Right. That sorts that out then.

In Britain, the New Statesman in America’s gulag, reports on “a secret global network of prisons and planes that allows the US to hand over its enemies for interrogation, and sometimes torture, by the agents of its more unsavoury allies”.

British conservative MP and editor of the conservative Spectator magazine Boris Johnson wrote an incredible mea culpa called How could I have been such a mug?:

I was sitting in the Commons tea room last week, munching a mournful rock cake and studying the accounts of the American bombing of Fallujah. I looked at the charred Humvees, the mutilated corpses, the unnumbered dead, the wailing women and the expressions of immortal hate on the faces of the Iraqis; and perhaps unsurprisingly I found myself cast into a terrible gloom.

 

Just remind me, I said, turning to a colleague and friend, what is the case for this war in Iraq? You voted for it. I voted for it. We both spoke in favour of it. We both saw the merits of sticking with the Americans. We both believed that it was a good idea to get rid of Saddam.

 

 

But is there not a time when we have to admit, in all intellectual honesty, that our positions have been overwhelmed by countervailing data? How on Earth can we now defend what seems – admittedly at some distance – to be a total bloody shambles?

 

 

“Oh come off it, mate,” he said, because he is not only a hawk, but has a keen and impatient mind, “don’t be so wet. You want a single big argument for the war? The key point is that people are no longer being tortured in jails in Baghdad. That’s what we have achieved.”

 

 

It was as if the clouds had rolled back. I felt a sudden burst of optimism. “You’re right!” I said, and thought how silly I had been to ignore that gigantic fact, that we had introduced new values to Iraq, of civilisation and decency.

 

 

The following day I saw the pictures from the Abu Ghraib jail.

 

 

And in Australia? Tony Yegles writes: “Today I heard Howard the lapdog plagiarising best using Rummy’s words – again! Even Rummy’s style of asking the questions himself! Why do we need Howard as a mouthpiece when we have Bush and Rumsfeld doing the thinking and the talking – in other words the spinning?”

 

Prime Minister John Howard says the abuse and torture of Iraqi prisoners by the US military is a “body blow” in the fight against terrorism, echoing the words of US Defence Secretary Donald Rumsfeld.

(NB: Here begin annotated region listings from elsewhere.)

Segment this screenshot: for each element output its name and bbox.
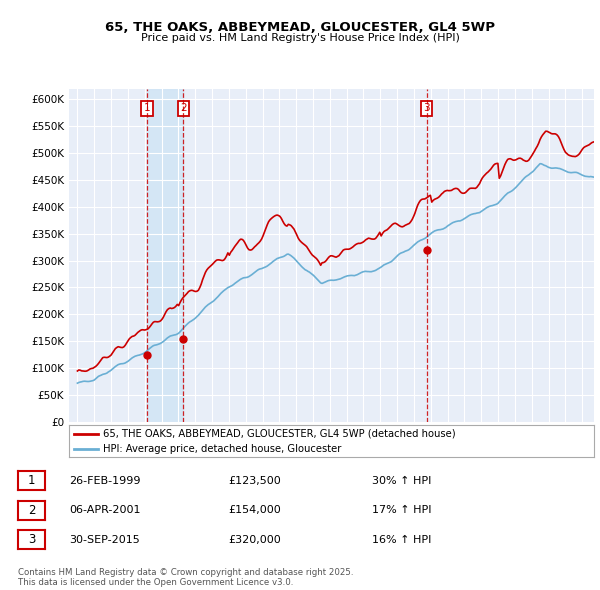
Text: 30% ↑ HPI: 30% ↑ HPI [372,476,431,486]
Text: 3: 3 [28,533,35,546]
Text: Price paid vs. HM Land Registry's House Price Index (HPI): Price paid vs. HM Land Registry's House … [140,33,460,43]
Text: 17% ↑ HPI: 17% ↑ HPI [372,506,431,515]
Text: 26-FEB-1999: 26-FEB-1999 [69,476,140,486]
Text: £154,000: £154,000 [228,506,281,515]
Text: 2: 2 [180,103,187,113]
Text: £123,500: £123,500 [228,476,281,486]
Text: £320,000: £320,000 [228,535,281,545]
Text: Contains HM Land Registry data © Crown copyright and database right 2025.
This d: Contains HM Land Registry data © Crown c… [18,568,353,587]
Text: 65, THE OAKS, ABBEYMEAD, GLOUCESTER, GL4 5WP: 65, THE OAKS, ABBEYMEAD, GLOUCESTER, GL4… [105,21,495,34]
Text: 1: 1 [28,474,35,487]
Text: 30-SEP-2015: 30-SEP-2015 [69,535,140,545]
Text: 16% ↑ HPI: 16% ↑ HPI [372,535,431,545]
Text: 1: 1 [144,103,151,113]
Text: 65, THE OAKS, ABBEYMEAD, GLOUCESTER, GL4 5WP (detached house): 65, THE OAKS, ABBEYMEAD, GLOUCESTER, GL4… [103,429,456,439]
Text: 2: 2 [28,504,35,517]
Bar [147,88,184,422]
Text: 06-APR-2001: 06-APR-2001 [69,506,140,515]
Text: 3: 3 [423,103,430,113]
Text: HPI: Average price, detached house, Gloucester: HPI: Average price, detached house, Glou… [103,444,341,454]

Mr Rumsfeld, during a surprise visit to Iraq on Thursday in which he toured the Abu Ghraib prison, said: “It’s been a body blow for all of us”.

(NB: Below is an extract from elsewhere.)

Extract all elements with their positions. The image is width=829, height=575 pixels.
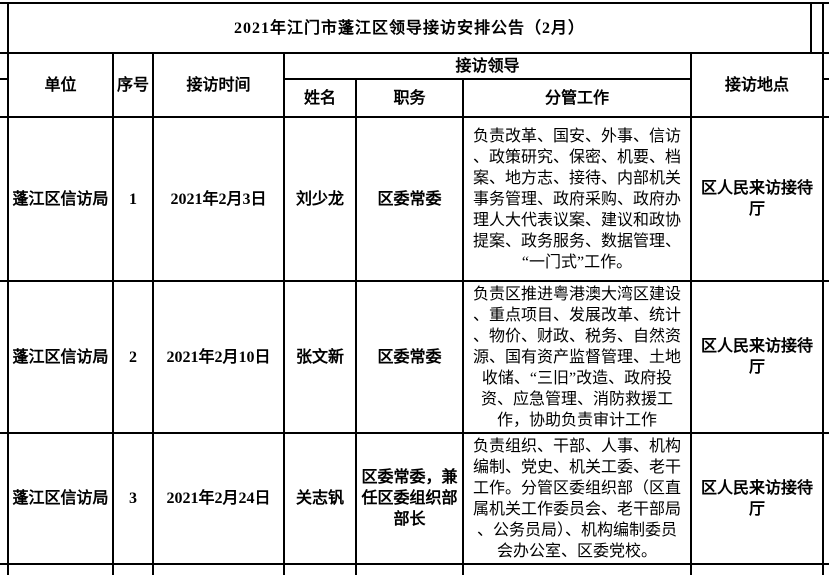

…”If you ask me ‘Do I like it?’, no I hate it, ‘Do I think it is a setback?’, yes it is, ‘Do I think it alters the overall moral case?’, no, but I certainly think it makes it a lot harder to argue and I think it’s certainly reduced a lot of the goodwill that did exist in Iraq.”

(In his latest evidence to the US Senate, Rumsfeld said of the planned tranfsfer of ‘sovereignty’ on June 30: “Will it happen right on time? I think so. I hope so. Will it be perfect? No. Is it possible it won’t work? Yes.”)

***

READER COMPLAINT

Dave Kirkby

There was a time that I found your comments amusing, however recently you have degenerated into farce and hypocrisy. Your constant tirades against the governments spin doctors would be far more believable if you were not engaged in exactly the same practice.

Presenting information on your web site which emphasises certain “facts” and ignores or minimises other “facts” in order to inform your readers is text book spin doctoring. You choose to present only that information which supports your case whilst stridently condemning the government for the very same thing.

I have spent a large part of my time in third-world countries (including Iraq) and have many colleagues still working in Iraq. Your articles reveal a complete lack of understanding of the issues involved and an unwillingness to look beyond the tabloid journalism to find out.

You are entitled to your opinion but as a journalist you also have a duty to present the public with all the facts. While-ever journalists continue to pass off personal opinion as fact, they will continue to suffer the lack of creditability that your Webdiary suffers.

One other small thing. Common courtesy is a small thing that goes a long way. It takes very little effort to address the people you are writing about by their full names. “Howard” is actually John Howard, our Prime Minister, and whether you like him or not a little common courtesy goes a long way. The truly great debaters and wordsmiths never resort to cheap discourtesy as a way to make a point and their arguments were stronger for it.

Margo: I’d be happy to publish your views on Iraq.